Pittsburgh Post-Gazette

Journalist who exposed CIA activity

- By Katharine Q. Seelye

David Wise, one of the first journalist­s to expose the clandestin­e operations of the Central Intelligen­ce Agency and a standard-setter for investigat­ive reporting into government espionage, died Oct. 8 in Washington, D.C. He was 88.

The death, at Georgetown University Medical Center, was confirmed by his wife, Joan Wise, who said the cause was pancreatic cancer.

Mr. Wise was the author, with Thomas B. Ross, of “The Invisible Government,” an explosive 1964 expose of the CIA and its covert operations. To keep its contents from the public, the CIA considered buying up all copies of the book but backed off when the publisher, Random House, made clear that it would simply print more.

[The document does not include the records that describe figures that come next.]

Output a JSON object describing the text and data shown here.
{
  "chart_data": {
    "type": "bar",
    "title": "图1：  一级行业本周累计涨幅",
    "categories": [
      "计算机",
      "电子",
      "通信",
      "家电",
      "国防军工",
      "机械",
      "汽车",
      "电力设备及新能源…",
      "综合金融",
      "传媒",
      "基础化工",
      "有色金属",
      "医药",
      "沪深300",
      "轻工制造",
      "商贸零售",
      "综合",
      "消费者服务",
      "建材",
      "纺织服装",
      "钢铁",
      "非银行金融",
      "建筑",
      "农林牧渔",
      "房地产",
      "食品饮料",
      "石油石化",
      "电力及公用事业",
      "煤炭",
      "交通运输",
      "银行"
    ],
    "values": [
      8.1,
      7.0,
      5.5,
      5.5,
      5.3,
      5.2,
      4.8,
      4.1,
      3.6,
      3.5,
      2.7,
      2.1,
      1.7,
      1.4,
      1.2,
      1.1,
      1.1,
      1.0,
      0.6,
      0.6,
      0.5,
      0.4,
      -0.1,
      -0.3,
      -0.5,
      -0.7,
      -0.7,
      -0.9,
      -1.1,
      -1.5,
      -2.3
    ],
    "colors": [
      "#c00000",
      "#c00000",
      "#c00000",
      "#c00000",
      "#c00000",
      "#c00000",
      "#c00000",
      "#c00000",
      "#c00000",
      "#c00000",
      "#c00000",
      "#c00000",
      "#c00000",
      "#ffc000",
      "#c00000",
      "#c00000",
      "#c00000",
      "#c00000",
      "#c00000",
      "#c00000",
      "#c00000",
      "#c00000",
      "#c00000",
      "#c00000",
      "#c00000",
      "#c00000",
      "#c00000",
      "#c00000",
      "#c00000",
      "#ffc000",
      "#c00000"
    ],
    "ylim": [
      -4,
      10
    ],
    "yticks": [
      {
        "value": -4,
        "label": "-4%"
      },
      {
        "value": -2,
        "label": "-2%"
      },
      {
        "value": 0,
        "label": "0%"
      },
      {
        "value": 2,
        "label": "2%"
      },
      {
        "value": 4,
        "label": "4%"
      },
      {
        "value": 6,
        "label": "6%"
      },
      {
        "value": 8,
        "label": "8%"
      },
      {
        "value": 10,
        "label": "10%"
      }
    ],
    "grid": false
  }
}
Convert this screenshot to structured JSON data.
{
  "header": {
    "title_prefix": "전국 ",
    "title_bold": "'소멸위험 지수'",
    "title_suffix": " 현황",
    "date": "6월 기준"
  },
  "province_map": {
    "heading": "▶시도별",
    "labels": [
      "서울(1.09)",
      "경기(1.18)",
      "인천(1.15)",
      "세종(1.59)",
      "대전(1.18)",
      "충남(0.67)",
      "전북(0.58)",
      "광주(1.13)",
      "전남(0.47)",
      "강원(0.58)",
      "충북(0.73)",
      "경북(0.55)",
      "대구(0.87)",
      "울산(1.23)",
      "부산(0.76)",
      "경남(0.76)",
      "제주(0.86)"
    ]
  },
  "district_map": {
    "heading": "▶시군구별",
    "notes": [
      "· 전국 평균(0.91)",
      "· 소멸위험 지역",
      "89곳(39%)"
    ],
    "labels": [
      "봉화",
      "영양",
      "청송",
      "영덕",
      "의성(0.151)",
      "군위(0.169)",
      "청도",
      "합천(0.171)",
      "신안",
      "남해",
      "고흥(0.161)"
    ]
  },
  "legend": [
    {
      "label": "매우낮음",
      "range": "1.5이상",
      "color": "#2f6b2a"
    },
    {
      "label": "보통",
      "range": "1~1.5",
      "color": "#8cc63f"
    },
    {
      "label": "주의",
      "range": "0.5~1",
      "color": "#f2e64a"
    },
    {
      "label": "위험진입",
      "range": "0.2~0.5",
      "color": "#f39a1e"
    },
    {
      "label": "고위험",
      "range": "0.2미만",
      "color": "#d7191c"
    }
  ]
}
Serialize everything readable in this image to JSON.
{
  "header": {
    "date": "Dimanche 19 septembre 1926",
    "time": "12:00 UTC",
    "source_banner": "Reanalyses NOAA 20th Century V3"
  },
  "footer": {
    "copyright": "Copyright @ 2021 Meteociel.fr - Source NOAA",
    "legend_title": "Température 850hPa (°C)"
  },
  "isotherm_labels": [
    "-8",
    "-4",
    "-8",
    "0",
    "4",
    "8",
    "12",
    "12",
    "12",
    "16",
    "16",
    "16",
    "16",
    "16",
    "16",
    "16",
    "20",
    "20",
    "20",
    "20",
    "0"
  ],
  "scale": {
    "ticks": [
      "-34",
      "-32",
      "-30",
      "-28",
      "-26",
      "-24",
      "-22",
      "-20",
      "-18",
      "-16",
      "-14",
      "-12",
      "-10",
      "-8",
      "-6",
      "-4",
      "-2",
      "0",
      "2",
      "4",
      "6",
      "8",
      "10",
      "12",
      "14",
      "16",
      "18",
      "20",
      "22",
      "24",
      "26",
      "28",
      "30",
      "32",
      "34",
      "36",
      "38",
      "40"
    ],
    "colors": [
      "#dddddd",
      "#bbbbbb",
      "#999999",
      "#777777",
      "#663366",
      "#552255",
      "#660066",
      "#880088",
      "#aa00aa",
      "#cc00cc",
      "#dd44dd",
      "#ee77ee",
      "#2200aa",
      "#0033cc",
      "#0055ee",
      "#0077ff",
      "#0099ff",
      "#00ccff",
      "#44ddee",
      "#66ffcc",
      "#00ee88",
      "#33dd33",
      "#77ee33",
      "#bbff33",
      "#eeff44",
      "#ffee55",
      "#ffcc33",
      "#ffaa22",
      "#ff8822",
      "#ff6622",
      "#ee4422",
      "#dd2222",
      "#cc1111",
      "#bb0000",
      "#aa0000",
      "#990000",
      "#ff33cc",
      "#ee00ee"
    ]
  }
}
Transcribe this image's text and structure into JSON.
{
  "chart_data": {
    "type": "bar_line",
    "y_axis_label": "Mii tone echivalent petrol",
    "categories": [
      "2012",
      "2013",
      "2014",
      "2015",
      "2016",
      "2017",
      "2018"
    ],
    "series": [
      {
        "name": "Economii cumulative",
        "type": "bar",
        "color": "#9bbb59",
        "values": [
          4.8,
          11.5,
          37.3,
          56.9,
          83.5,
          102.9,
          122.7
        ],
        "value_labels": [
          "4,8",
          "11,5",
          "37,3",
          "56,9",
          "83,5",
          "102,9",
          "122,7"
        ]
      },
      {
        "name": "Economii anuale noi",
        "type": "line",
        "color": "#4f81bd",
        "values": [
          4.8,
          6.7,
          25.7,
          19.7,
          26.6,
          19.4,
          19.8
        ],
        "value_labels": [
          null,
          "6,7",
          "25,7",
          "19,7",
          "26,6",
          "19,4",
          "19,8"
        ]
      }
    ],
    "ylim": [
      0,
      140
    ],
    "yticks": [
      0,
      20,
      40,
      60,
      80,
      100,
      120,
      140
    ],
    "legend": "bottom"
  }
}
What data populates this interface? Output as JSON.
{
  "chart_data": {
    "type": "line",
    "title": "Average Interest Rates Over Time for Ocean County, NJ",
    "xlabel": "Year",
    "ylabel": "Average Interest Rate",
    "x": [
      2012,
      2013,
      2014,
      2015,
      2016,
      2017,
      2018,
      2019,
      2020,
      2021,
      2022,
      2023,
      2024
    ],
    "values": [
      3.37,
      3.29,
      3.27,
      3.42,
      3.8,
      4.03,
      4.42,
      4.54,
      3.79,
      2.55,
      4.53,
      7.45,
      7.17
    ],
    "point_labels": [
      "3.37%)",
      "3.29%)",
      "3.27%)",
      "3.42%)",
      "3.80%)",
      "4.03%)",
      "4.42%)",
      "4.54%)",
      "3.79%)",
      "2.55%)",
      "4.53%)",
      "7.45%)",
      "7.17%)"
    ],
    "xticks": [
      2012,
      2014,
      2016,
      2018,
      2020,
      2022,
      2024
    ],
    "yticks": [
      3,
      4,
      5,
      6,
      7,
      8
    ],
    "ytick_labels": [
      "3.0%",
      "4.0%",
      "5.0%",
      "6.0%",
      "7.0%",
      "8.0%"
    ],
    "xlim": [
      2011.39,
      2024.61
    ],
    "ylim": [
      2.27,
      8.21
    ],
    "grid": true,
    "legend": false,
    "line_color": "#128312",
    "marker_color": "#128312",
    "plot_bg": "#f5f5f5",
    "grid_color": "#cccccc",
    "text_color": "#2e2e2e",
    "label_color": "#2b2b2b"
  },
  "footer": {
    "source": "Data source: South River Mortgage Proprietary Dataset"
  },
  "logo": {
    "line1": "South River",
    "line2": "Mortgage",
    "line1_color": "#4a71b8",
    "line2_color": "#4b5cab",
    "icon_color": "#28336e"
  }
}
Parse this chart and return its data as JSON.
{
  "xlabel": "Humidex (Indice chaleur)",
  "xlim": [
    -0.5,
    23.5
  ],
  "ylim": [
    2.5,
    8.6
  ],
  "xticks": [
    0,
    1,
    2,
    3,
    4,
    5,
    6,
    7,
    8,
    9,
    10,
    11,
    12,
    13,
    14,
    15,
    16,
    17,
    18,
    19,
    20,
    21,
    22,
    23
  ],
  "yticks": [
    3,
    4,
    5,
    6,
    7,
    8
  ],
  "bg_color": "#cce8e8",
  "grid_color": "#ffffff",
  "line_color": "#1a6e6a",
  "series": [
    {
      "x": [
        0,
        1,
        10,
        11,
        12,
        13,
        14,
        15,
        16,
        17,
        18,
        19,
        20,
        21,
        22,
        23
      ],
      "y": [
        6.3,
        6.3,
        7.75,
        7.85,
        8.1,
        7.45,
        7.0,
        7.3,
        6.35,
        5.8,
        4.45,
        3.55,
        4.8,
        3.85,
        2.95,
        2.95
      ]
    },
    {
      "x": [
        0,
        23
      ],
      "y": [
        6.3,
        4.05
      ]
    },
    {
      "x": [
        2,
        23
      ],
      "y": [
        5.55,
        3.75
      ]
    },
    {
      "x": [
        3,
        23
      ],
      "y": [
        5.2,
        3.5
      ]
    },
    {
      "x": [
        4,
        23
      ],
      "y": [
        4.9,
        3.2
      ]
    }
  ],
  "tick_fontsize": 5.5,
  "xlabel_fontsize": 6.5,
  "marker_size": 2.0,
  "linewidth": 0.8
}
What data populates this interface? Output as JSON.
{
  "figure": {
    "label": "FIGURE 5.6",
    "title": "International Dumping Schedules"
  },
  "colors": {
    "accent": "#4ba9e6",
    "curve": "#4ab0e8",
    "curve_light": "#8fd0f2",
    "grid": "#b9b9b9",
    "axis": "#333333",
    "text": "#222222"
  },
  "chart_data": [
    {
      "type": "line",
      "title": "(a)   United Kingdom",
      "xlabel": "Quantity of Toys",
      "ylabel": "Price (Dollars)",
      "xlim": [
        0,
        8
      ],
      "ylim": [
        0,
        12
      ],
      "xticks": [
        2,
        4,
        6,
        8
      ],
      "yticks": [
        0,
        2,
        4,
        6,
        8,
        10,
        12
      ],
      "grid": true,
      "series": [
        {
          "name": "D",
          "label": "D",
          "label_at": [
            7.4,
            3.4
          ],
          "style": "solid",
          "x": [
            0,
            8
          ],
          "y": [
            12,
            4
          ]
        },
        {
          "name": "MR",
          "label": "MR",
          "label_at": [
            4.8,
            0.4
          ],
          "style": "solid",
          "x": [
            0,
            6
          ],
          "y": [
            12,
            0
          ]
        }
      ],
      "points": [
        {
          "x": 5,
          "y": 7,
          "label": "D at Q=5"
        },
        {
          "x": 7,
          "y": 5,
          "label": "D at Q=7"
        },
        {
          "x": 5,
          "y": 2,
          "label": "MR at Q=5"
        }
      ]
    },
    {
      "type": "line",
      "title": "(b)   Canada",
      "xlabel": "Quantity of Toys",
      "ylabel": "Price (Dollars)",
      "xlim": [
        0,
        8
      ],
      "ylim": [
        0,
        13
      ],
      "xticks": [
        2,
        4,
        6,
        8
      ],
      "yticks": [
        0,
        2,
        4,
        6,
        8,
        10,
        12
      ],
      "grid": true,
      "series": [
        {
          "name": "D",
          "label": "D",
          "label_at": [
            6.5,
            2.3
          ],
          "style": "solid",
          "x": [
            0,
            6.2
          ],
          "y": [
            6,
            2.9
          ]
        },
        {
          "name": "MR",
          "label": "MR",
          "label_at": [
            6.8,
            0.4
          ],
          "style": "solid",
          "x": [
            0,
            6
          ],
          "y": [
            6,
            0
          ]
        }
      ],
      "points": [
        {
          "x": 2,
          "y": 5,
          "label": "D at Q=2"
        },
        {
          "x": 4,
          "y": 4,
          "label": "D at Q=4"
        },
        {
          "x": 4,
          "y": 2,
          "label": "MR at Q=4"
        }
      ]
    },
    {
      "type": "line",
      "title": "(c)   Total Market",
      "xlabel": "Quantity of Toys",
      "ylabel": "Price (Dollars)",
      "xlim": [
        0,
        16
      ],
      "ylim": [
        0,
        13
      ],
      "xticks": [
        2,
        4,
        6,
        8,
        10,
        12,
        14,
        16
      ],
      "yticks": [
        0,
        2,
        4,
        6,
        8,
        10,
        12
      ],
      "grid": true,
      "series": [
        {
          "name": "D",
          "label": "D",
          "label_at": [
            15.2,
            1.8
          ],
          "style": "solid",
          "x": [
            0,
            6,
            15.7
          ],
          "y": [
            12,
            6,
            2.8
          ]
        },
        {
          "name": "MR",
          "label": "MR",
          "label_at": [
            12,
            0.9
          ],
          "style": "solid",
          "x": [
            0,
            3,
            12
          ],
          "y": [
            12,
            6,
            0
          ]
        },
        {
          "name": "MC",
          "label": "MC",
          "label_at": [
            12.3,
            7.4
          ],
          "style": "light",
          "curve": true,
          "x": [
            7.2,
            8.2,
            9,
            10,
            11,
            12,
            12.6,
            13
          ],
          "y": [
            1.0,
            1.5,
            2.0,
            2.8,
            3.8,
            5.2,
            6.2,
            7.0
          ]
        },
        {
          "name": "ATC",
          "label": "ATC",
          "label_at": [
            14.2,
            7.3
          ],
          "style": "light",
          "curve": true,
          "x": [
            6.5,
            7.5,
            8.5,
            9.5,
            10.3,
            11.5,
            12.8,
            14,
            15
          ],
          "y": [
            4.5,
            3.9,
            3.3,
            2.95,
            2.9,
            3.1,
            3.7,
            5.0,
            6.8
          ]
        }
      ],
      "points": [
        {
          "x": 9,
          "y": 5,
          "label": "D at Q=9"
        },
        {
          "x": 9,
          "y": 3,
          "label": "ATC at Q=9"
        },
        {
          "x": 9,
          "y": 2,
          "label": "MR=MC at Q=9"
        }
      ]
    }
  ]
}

Mr. Wise began his journalism career in the late 1940s as a campus stringer for The New York Herald Tribune while studying at Columbia College. In his senior year he was editor of the campus newspaper, The Spectator, alongside another aspiring journalist, Max Frankel, who in 1986 became executive editor of The New York Times.

Mr. Frankel said on Tuesday that Mr. Wise seemed born to write about espionage: He always kept informatio­n — even what he had for lunch — close to the vest.

Mr. Wise joined the Herald Tribune’s staff in 1951 and later moved to Washington, where he covered politics and the Kennedy White House. He was named Washington bureau chief in 1963 and served in that role until the paper closed in 1966.

At that point he devoted himself full time to writing books. Over the next half century, he wrote a trove of nonfiction works that include the stories of America’s most notorious spies — Aldrich Ames and Robert Hanssen among them. In the telling he revealed details of the government’s bungling and deceptions.

He also wrote three spy novels, which were praised for their insight and authority.

His assiduous attention to detail gave his work authentici­ty.